Now, I actually haven't seen or read as much Pinter as I should, so this post is not about the rights or wrongs of the award. I'll merely note the fact that, as the
BBC News said,
His spare style, full of threatening silences, has given rise to the adjective "Pinteresque".
I'd say when your style gives rise to an adjective, named after you no less, that people recognize the meaning of even if they don't know your work...it can fairly be said you've had an profound effect on your field.
But again, this post is not about that. No, this is another in my series on the fascinating (to me) way the rightward blogs of the world view the arts.
Let's start with
The Right Coast, where one Tom Smith manages to out-Kerry Kerry when it comes to long-winded, redundant rambling. Quoted in toto:
Pinter wins Nobel Prize in Literature
By Tom Smith
Do you care? I don't care. All that existential yak yak bores me to tears. It's so boring, I'd rather watch a NASCAR race, and that's saying something. British lefty moral superiority also bores me senseless. I'm glad I don't live in the UK anymore, except I do miss the ale at lunch time and the sausage and eggs, even if it is a good way to get Mad Cow. I think we should just deal with the fact that sometimes life sucks, and spare ourselves the agony of sitting through a Pinter play. Sometimes life sucks. Now you know. That wasn't so bad, was it? And it didn't take the whole evening. Now there's time to go to the pub and have 2 or 4 pints of real ale. Then it turns out, life doesn't suck so much! And we should also just deal with the fact that the British left will never like us, and the left in general will never like us, because hating America is all that is left of the left. If the enemies of America advocated enslaving women and everybody else except a few pampered scholars under a wacko medieval theocracy, the left would suddenly see their point and support them. Oh, that's right, they do. They must really miss Uncle Joe. Poor things. Nothing to do but sit around giving awards to each other.
Ahem. Moving on, we find the always-delightful Michelle Malkin. To her as well, Pinter's politics and specifically his opposition to the war are more important than any so-called "literary achivement" or "contribution" he might have made.
Funny, somehow I don't see "Malkinesque" entering any
Literary Encyclopedias any time soon.
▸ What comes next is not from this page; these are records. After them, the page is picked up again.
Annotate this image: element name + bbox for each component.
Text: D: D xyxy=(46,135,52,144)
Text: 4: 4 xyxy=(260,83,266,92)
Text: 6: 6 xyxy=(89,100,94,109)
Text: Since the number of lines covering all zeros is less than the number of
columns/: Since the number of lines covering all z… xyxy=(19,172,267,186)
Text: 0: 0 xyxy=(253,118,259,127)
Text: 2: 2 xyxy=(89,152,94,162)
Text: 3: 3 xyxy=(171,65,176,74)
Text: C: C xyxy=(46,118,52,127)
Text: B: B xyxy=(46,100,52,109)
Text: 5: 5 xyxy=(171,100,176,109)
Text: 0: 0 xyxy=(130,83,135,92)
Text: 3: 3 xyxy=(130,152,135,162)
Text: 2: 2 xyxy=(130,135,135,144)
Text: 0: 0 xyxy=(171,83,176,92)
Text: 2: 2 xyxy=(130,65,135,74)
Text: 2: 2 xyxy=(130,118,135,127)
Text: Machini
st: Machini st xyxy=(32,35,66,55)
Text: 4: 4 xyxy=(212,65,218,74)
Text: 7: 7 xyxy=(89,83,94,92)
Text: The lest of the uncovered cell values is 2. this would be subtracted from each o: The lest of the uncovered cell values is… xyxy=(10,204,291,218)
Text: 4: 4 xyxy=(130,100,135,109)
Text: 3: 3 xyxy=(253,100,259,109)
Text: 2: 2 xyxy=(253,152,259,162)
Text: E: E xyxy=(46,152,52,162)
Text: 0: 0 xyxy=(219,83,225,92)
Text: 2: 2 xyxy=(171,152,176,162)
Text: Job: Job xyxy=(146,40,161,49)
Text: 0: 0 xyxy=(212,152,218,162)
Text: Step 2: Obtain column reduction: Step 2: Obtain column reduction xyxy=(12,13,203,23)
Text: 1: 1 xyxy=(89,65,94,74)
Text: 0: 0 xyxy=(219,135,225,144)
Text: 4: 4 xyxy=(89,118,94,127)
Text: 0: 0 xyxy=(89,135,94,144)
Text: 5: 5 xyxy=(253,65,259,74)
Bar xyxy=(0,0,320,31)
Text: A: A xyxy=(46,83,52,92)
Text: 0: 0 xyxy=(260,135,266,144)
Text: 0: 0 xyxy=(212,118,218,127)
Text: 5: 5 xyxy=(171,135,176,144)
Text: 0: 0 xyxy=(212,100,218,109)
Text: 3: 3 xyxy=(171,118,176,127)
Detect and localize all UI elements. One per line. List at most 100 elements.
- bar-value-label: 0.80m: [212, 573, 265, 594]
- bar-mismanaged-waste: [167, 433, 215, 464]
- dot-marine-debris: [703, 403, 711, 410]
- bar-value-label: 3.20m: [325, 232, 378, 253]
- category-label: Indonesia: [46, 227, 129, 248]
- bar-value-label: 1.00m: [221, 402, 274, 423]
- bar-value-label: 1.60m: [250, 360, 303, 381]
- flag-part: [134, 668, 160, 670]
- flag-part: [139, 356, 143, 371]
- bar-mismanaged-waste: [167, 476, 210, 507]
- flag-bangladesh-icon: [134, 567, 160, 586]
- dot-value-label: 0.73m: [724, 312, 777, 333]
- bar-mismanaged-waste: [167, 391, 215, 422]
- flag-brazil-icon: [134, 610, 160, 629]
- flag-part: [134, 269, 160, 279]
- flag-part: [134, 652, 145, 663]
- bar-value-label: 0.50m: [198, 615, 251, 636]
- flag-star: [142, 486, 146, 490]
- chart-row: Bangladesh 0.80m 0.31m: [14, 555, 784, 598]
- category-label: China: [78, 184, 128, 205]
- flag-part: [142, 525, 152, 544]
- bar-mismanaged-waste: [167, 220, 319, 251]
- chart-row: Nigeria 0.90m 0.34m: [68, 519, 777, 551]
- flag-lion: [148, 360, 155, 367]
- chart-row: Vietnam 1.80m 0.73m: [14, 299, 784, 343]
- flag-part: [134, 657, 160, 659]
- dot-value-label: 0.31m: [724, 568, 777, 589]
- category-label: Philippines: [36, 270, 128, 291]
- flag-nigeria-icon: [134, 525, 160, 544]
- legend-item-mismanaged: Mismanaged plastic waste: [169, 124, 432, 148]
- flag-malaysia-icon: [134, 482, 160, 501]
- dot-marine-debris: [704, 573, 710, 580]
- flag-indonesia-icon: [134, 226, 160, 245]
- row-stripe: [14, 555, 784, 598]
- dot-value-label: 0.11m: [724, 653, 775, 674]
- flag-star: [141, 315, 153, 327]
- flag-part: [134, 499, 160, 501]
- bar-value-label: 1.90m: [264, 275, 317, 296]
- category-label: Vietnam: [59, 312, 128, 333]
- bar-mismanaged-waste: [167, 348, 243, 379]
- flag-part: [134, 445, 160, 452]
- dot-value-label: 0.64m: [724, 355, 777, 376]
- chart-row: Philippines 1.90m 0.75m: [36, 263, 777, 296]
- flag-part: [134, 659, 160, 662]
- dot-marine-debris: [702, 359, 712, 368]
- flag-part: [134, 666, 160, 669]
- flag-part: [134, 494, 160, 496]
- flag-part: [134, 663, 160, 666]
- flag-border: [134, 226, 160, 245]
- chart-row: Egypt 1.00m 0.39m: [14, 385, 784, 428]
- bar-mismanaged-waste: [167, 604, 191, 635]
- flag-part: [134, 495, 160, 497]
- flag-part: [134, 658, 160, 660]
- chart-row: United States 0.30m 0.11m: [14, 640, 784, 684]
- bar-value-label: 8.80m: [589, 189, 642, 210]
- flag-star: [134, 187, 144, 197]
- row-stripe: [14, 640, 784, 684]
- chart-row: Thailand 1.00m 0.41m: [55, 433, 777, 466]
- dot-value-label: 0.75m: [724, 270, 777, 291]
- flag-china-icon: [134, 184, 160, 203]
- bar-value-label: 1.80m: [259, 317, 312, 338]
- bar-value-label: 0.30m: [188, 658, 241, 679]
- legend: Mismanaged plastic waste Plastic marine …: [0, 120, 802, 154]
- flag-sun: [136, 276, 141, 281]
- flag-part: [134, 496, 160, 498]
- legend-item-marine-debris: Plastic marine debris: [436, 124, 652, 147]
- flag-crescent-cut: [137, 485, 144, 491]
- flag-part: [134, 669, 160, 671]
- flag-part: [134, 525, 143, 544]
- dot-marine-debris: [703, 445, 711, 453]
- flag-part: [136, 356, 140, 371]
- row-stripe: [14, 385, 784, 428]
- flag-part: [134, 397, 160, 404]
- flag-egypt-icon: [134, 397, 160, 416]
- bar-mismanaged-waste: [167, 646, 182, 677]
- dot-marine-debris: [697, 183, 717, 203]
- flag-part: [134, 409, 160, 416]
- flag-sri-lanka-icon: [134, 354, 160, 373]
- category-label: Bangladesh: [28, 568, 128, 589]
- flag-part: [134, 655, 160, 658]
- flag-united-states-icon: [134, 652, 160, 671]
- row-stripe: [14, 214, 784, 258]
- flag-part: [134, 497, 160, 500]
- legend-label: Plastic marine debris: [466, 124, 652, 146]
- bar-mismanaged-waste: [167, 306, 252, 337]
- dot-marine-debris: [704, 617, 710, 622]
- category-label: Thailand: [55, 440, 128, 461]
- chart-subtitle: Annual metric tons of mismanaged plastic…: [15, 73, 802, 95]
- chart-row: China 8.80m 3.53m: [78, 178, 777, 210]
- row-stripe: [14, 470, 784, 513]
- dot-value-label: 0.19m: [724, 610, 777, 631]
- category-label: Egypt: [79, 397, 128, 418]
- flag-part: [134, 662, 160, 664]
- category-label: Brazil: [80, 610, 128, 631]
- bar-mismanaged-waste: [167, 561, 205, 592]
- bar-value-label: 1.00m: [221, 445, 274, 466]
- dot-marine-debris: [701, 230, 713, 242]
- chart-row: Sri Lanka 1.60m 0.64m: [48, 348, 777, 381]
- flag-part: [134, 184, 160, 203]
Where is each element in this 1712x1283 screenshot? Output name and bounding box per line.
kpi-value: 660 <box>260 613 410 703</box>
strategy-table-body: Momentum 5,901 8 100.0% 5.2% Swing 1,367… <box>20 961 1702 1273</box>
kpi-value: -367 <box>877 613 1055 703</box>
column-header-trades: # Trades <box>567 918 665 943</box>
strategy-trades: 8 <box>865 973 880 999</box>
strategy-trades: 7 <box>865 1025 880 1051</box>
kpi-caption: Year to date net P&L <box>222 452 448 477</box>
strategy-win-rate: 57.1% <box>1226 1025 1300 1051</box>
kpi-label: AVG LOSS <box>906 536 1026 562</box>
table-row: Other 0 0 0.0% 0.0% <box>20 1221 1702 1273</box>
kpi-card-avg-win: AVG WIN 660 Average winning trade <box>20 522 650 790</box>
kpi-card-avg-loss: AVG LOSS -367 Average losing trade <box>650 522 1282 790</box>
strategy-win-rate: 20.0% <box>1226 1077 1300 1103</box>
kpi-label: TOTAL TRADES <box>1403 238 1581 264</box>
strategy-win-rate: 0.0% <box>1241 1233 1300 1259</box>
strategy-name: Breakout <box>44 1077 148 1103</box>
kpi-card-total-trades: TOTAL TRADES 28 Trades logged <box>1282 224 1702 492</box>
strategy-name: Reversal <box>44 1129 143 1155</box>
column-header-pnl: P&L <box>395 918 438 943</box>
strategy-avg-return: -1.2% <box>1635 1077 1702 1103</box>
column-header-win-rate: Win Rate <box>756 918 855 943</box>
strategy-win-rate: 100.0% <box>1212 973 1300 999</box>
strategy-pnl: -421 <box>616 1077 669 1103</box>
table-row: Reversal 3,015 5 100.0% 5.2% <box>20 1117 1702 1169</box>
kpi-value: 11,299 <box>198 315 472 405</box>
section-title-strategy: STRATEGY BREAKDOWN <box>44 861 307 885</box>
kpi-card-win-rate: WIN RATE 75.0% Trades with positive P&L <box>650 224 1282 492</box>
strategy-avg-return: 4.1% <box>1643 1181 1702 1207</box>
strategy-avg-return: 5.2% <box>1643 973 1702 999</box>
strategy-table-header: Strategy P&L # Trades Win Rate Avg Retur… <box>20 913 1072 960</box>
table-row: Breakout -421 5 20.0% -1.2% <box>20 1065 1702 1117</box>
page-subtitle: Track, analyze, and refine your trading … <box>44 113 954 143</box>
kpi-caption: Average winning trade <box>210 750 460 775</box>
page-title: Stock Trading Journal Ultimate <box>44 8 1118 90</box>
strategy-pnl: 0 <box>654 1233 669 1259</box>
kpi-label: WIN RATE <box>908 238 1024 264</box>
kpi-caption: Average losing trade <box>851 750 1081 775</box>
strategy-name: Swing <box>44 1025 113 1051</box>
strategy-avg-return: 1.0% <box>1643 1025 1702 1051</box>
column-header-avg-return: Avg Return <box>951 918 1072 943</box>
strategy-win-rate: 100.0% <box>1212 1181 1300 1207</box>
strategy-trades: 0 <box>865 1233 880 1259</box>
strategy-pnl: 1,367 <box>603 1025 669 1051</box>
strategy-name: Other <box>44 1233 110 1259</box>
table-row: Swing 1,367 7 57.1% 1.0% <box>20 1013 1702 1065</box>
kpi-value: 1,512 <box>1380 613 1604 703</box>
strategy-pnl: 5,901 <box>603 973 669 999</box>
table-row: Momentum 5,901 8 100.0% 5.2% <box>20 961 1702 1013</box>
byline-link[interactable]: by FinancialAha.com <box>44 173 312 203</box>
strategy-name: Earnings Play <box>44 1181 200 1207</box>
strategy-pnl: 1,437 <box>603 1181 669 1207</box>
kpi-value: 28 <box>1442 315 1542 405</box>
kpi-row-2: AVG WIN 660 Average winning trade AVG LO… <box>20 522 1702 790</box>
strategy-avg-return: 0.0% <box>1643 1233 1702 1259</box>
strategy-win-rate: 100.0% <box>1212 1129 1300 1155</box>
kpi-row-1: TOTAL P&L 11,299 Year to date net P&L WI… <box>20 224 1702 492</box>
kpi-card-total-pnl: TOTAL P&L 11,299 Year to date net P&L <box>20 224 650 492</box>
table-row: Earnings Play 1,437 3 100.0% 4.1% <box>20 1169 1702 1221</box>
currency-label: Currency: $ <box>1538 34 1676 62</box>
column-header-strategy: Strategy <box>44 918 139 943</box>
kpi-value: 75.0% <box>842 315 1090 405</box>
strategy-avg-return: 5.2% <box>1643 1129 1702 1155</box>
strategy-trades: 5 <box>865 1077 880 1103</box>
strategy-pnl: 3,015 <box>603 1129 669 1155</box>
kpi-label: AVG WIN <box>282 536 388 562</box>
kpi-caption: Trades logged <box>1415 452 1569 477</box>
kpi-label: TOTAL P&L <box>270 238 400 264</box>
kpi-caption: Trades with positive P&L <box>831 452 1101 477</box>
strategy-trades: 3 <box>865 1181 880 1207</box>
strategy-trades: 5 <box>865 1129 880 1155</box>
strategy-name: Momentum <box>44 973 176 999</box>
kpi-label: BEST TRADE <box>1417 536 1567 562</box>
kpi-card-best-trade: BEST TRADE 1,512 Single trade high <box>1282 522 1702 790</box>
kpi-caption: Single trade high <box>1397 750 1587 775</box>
She goes on to sarcastically "praise" a poem of Pinter's, "American Football." Here's the poem as it appears on Pinter's
own website, with commentary by his biographer and Pinter himself and
here's Malkin's hysterical, tired attempt at lit-crit.
You be the judge. Personally, I find it impressive. I find it even
more impressive that, because it contains language that some would find obscene or offensive, Malkin implies that the poem is no better than those one finds in the average restroom.
She must go to a better class of restroom than I do. The graffiti I've seen scrawled in such premises rarely rises above the level of "Here I sit, broken-hearted..."
Finally, going "
Outside The Beltway," we find Steve Verdon, who manages to combine the vocabulary of a stoner with the originality of a clone. Most of his post is devoted to "me-tooing" Ms. Malkin, with the exception of the following piece of brilliance:
Harold Pinter British playwright and poet has won the Nobel Prize for Literature. The citation reads as,
"who in his plays uncovers the precipice under everyday prattle and forces entry into oppression's closed rooms"
Uhhh....what?
Go back to the bong, Steve. It's okay.
My point is this: To people like this, Pinter's
work doesn't matter. I doubt they've seen or read enough of it to be entitled to an opinion. He criticized their politics and their war (the one they support without actually fighting).
Therefore, he must be crushed. Have I mentioned lately how much dealing with Joss Whedon fans prepared me for reading the blogs of right-wingnuts?